The Capitol Hill e-recycling event helped to raise awareness of the e-waste crisis, according to Redemtech President Bob Houghton, who attended the event with Jill Vaske, vice president of sales, and other Redemtech associates. Houghton said Redemtech takes pride in refurbishing and recycling electronics in the U.S., but expressed the company’s dismay that 90 percent of e-waste sent to so-called U.S. “recyclers” gets shipped to developing nations where crude and unsafe methods are used to disassemble the electronics, according to a CIO news story.

In the article, Houghton said the U.S. "has outsourced a tremendous amount of our electronics lifecycle. These costs for proper recycling have been, in effect, externalized to the detriment of people in developing countries. We need to recognize there is a cost to proper recycling and make that part of the expense of using electronics.”

E-waste is finally becoming a political issue and one for which Redemtech has been carrying a banner for years. Last September, Houghton endorsed a U.S. Government Accountability Office (GAO) report that targeted the U.S. Environmental Protection Agency (EPA) for lax enforcement practices associated with e-waste disposal. Houghton spoke at a press conference alongside Thompson and U.S. Rep. Gene Green of Texas as the congressional representatives praised the government auditor’s report and criticized the EPA for allowing many scrap vendors and others in the U.S. to ship end-of-lifecycle electronic devices containing toxic substances overseas to developing nations where little regulation or enforcement exists to protect people and the environment.

According to The Hill, Thompson, Green and U.S. Reps. Mary Bono Mack of California and Louise Slaughter of New York have come together as Congress’s E-waste Working Group. Last week, new legislation was introduced with the intent to restrict certain exports of e-waste, which the proponents say would provide safeguards against the export of toxic e-waste to developing nations.
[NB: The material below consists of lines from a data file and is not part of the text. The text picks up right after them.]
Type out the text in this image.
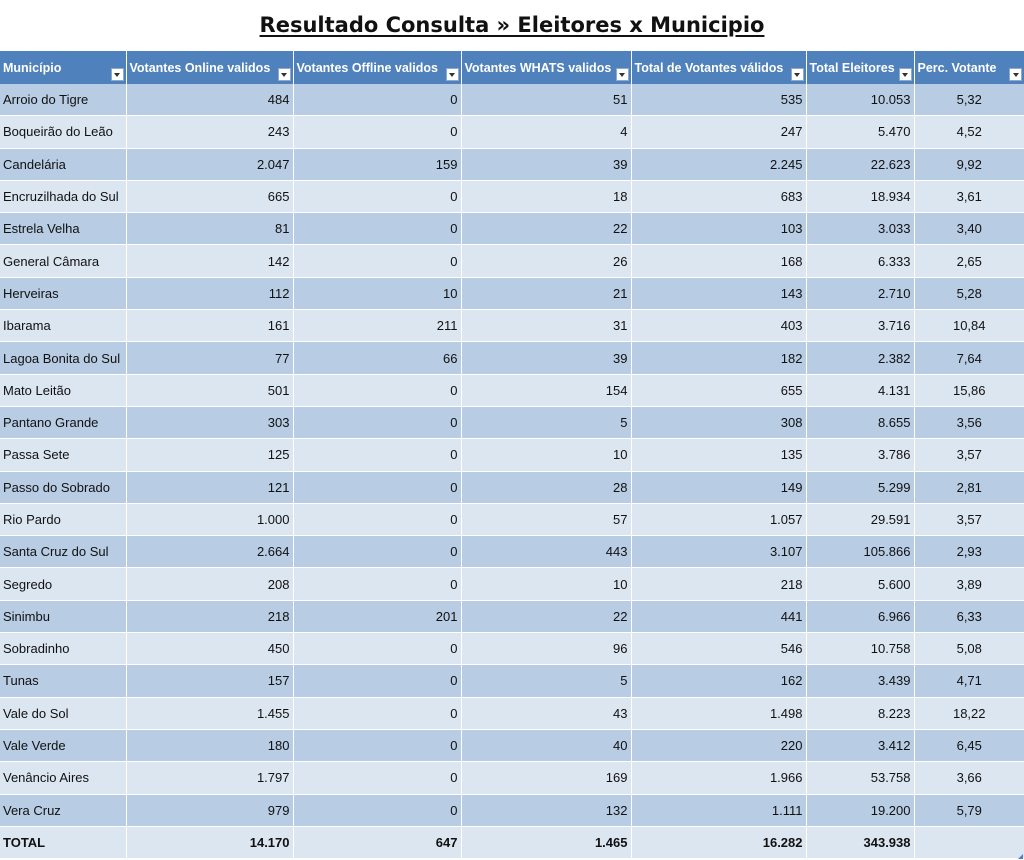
Resultado Consulta » Eleitores x Municipio
Município	Votantes Online validos	Votantes Offline validos	Votantes WHATS validos	Total de Votantes válidos	Total Eleitores	Perc. Votante

Arroio do Tigre	484	0	51	535	10.053	5,32
Boqueirão do Leão	243	0	4	247	5.470	4,52
Candelária	2.047	159	39	2.245	22.623	9,92
Encruzilhada do Sul	665	0	18	683	18.934	3,61
Estrela Velha	81	0	22	103	3.033	3,40
General Câmara	142	0	26	168	6.333	2,65
Herveiras	112	10	21	143	2.710	5,28
Ibarama	161	211	31	403	3.716	10,84
Lagoa Bonita do Sul	77	66	39	182	2.382	7,64
Mato Leitão	501	0	154	655	4.131	15,86
Pantano Grande	303	0	5	308	8.655	3,56
Passa Sete	125	0	10	135	3.786	3,57
Passo do Sobrado	121	0	28	149	5.299	2,81
Rio Pardo	1.000	0	57	1.057	29.591	3,57
Santa Cruz do Sul	2.664	0	443	3.107	105.866	2,93
Segredo	208	0	10	218	5.600	3,89
Sinimbu	218	201	22	441	6.966	6,33
Sobradinho	450	0	96	546	10.758	5,08
Tunas	157	0	5	162	3.439	4,71
Vale do Sol	1.455	0	43	1.498	8.223	18,22
Vale Verde	180	0	40	220	3.412	6,45
Venâncio Aires	1.797	0	169	1.966	53.758	3,66
Vera Cruz	979	0	132	1.111	19.200	5,79
TOTAL	14.170	647	1.465	16.282	343.938	
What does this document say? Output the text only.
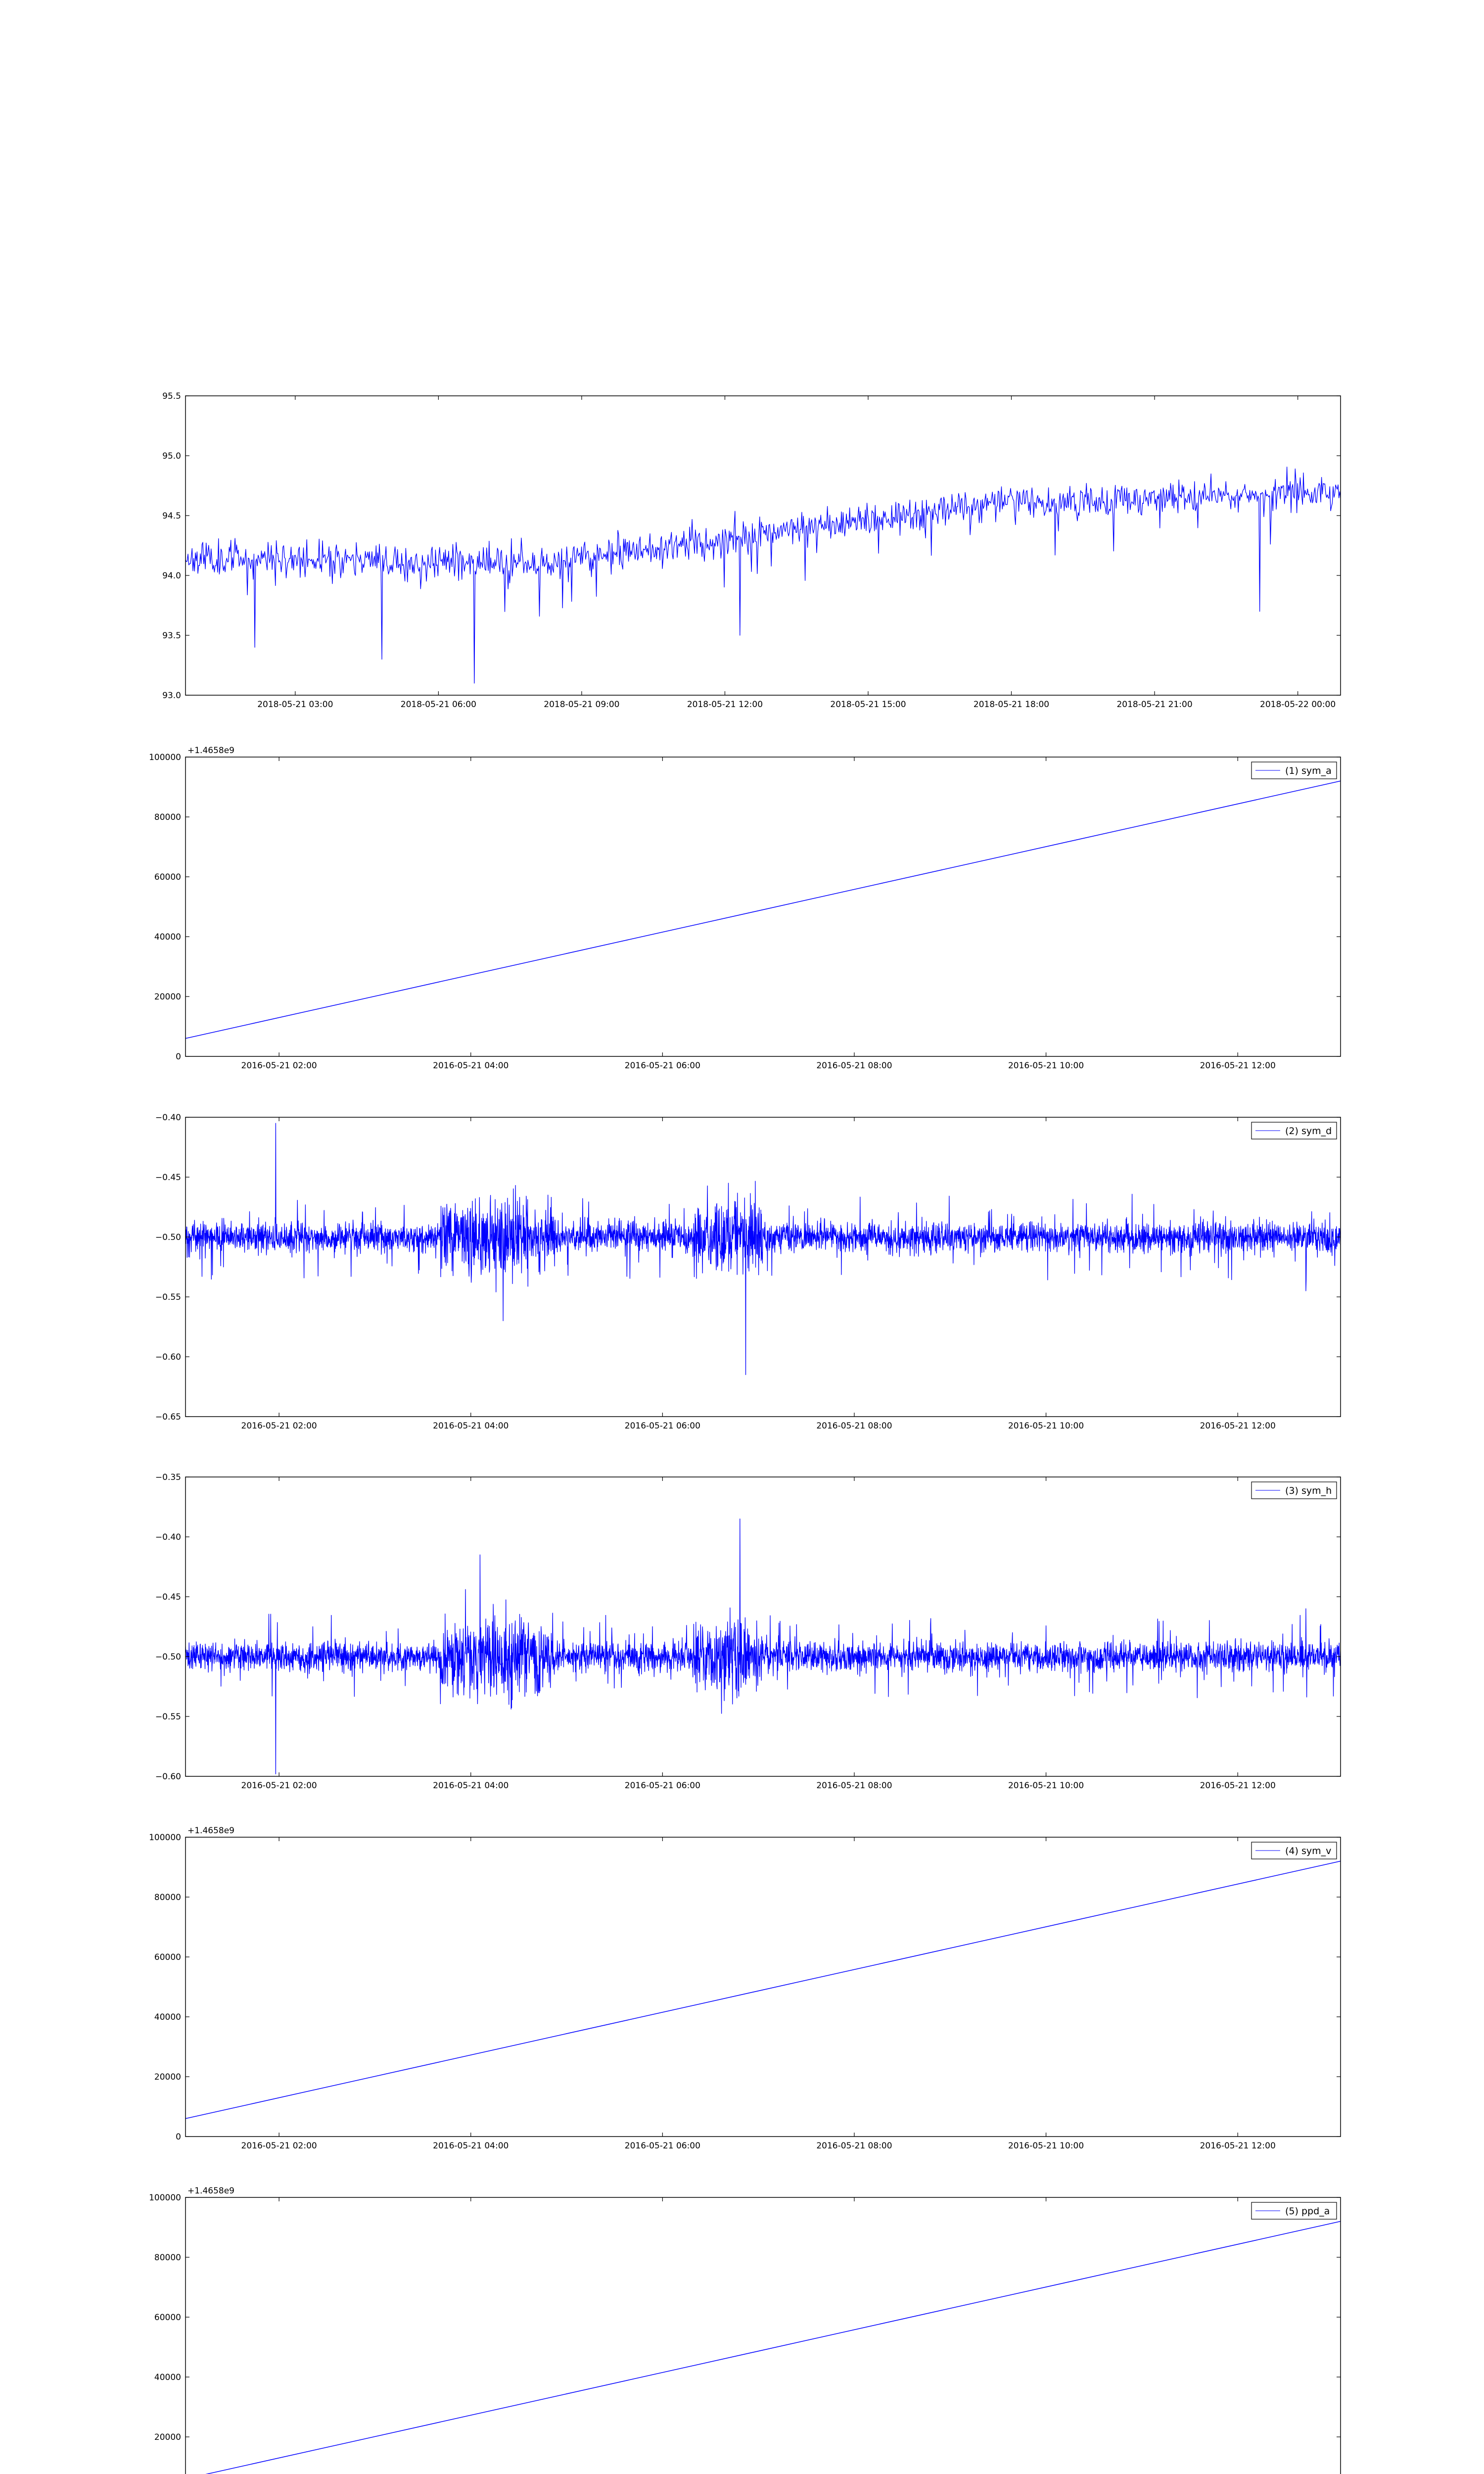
93.0
93.5
94.0
94.5
95.0
95.5
2018-05-21 03:00	2018-05-21 06:00	2018-05-21 09:00	2018-05-21 12:00	2018-05-21 15:00	2018-05-21 18:00	2018-05-21 21:00	2018-05-22 00:00
0
20000
40000
60000
80000
100000
2016-05-21 02:00	2016-05-21 04:00	2016-05-21 06:00	2016-05-21 08:00	2016-05-21 10:00	2016-05-21 12:00
+1.4658e9
(1) sym_a
−0.65
−0.60
−0.55
−0.50
−0.45
−0.40
2016-05-21 02:00	2016-05-21 04:00	2016-05-21 06:00	2016-05-21 08:00	2016-05-21 10:00	2016-05-21 12:00
(2) sym_d
−0.60
−0.55
−0.50
−0.45
−0.40
−0.35
2016-05-21 02:00	2016-05-21 04:00	2016-05-21 06:00	2016-05-21 08:00	2016-05-21 10:00	2016-05-21 12:00
(3) sym_h
0
20000
40000
60000
80000
100000
2016-05-21 02:00	2016-05-21 04:00	2016-05-21 06:00	2016-05-21 08:00	2016-05-21 10:00	2016-05-21 12:00
+1.4658e9
(4) sym_v
20000
40000
60000
80000
100000
+1.4658e9
(5) ppd_a
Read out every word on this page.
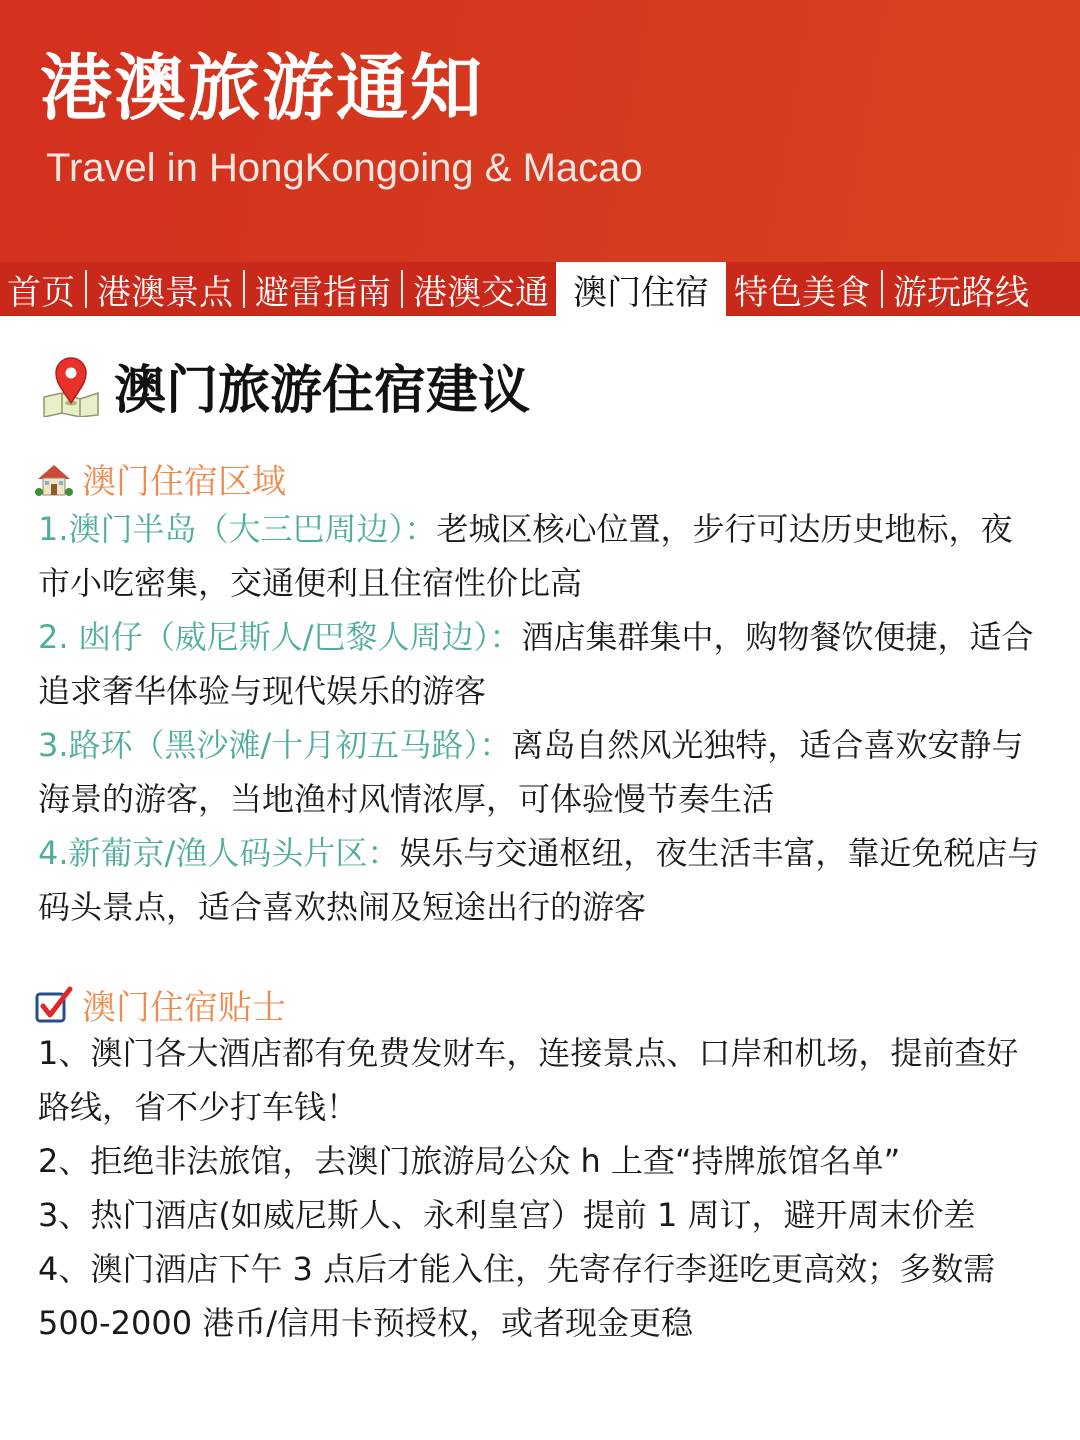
港澳旅游通知
Travel in HongKongoing & Macao
首页 港澳景点 避雷指南 港澳交通 澳门住宿 特色美食 游玩路线
澳门旅游住宿建议
澳门住宿区域

1.澳门半岛（大三巴周边）：老城区核心位置，步行可达历史地标，夜市小吃密集，交通便利且住宿性价比高

2. 凼仔（威尼斯人/巴黎人周边）：酒店集群集中，购物餐饮便捷，适合追求奢华体验与现代娱乐的游客

3.路环（黑沙滩/十月初五马路）：离岛自然风光独特，适合喜欢安静与海景的游客，当地渔村风情浓厚，可体验慢节奏生活

4.新葡京/渔人码头片区：娱乐与交通枢纽，夜生活丰富，靠近免税店与码头景点，适合喜欢热闹及短途出行的游客

澳门住宿贴士

1、澳门各大酒店都有免费发财车，连接景点、口岸和机场，提前查好路线，省不少打车钱！

2、拒绝非法旅馆，去澳门旅游局公众 h 上查“持牌旅馆名单”

3、热门酒店(如威尼斯人、永利皇宫）提前 1 周订，避开周末价差

4、澳门酒店下午 3 点后才能入住，先寄存行李逛吃更高效；多数需 500-2000 港币/信用卡预授权，或者现金更稳
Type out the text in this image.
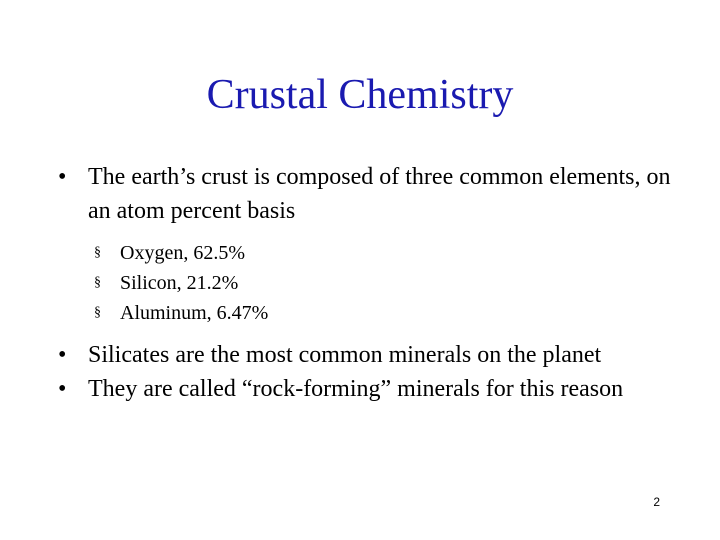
Crustal Chemistry
• The earth’s crust is composed of three common elements, on an atom percent basis
§ Oxygen, 62.5%
§ Silicon, 21.2%
§ Aluminum, 6.47%
• Silicates are the most common minerals on the planet
• They are called “rock-forming” minerals for this reason
2
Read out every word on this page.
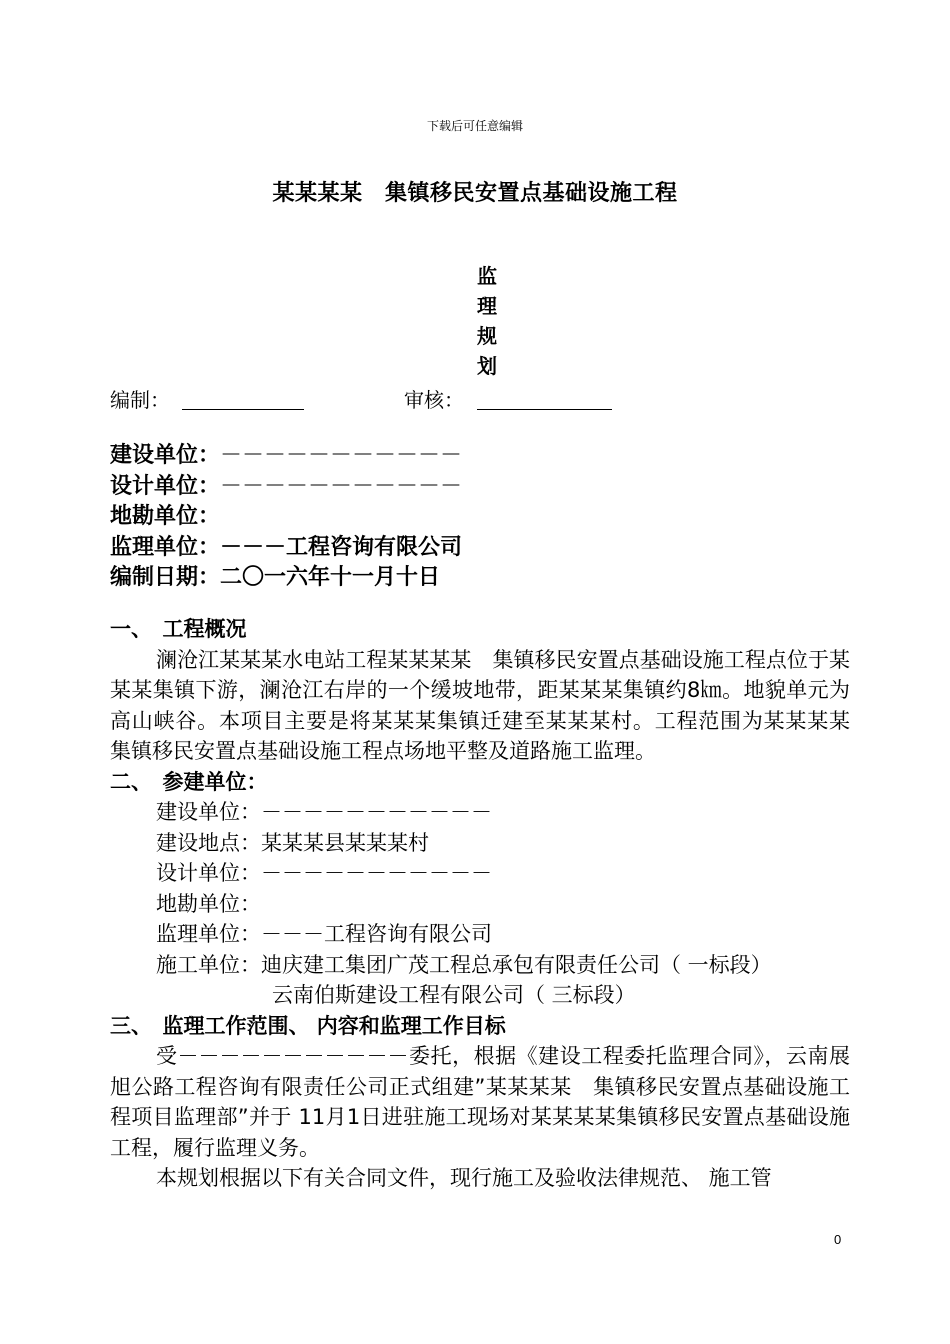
下载后可任意编辑
某某某某　集镇移民安置点基础设施工程
监
理
规
划
编制：	审核：
建设单位：－－－－－－－－－－－
设计单位：－－－－－－－－－－－
地勘单位：
监理单位：－－－工程咨询有限公司
编制日期：二〇一六年十一月十日
一、　工程概况
澜沧江某某某水电站工程某某某某　集镇移民安置点基础设施工程点位于某某某集镇下游，澜沧江右岸的一个缓坡地带，距某某某集镇约8㎞。地貌单元为高山峡谷。本项目主要是将某某某集镇迁建至某某某村。工程范围为某某某某　集镇移民安置点基础设施工程点场地平整及道路施工监理。
二、　参建单位：
建设单位：－－－－－－－－－－－
建设地点：某某某县某某某村
设计单位：－－－－－－－－－－－
地勘单位：
监理单位：－－－工程咨询有限公司
施工单位：迪庆建工集团广茂工程总承包有限责任公司（ 一标段）
云南伯斯建设工程有限公司（ 三标段）
三、　监理工作范围、 内容和监理工作目标
受－－－－－－－－－－－委托，根据《建设工程委托监理合同》，云南展旭公路工程咨询有限责任公司正式组建”某某某某　集镇移民安置点基础设施工程项目监理部”并于 11月1日进驻施工现场对某某某某集镇移民安置点基础设施工程，履行监理义务。
本规划根据以下有关合同文件，现行施工及验收法律规范、 施工管
0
So this week’s collection event hopefully will help build on the platform that the U.S. must promote responsible IT asset management and environmental programs regarding how e-waste is managed. The e-waste crisis has many far-reaching political effects, ranging from the important export issue to how states regulate aspects such as landfilling, incineration and electronics demanufacturing by prison labor. As an original Basil Action Network e-Steward, Redemtech is opposed to these detriments to human health and environmental sustainability.

Addressing e-waste issues can contribute to solutions in other political arenas as well, as additional political leaders at the event expressed. “This remarkable event demonstrates how innovation in business can create green jobs in Ohio and address environmental threats that endanger public health,” Brown said.

Abraham Lincoln once addressed the impact of history in a speech when he said, “Fellow citizens, we cannot escape history.” The same can be said of the e-waste crisis, which cannot be relegated to distant shores or buried in landfills without consequences for all humanity.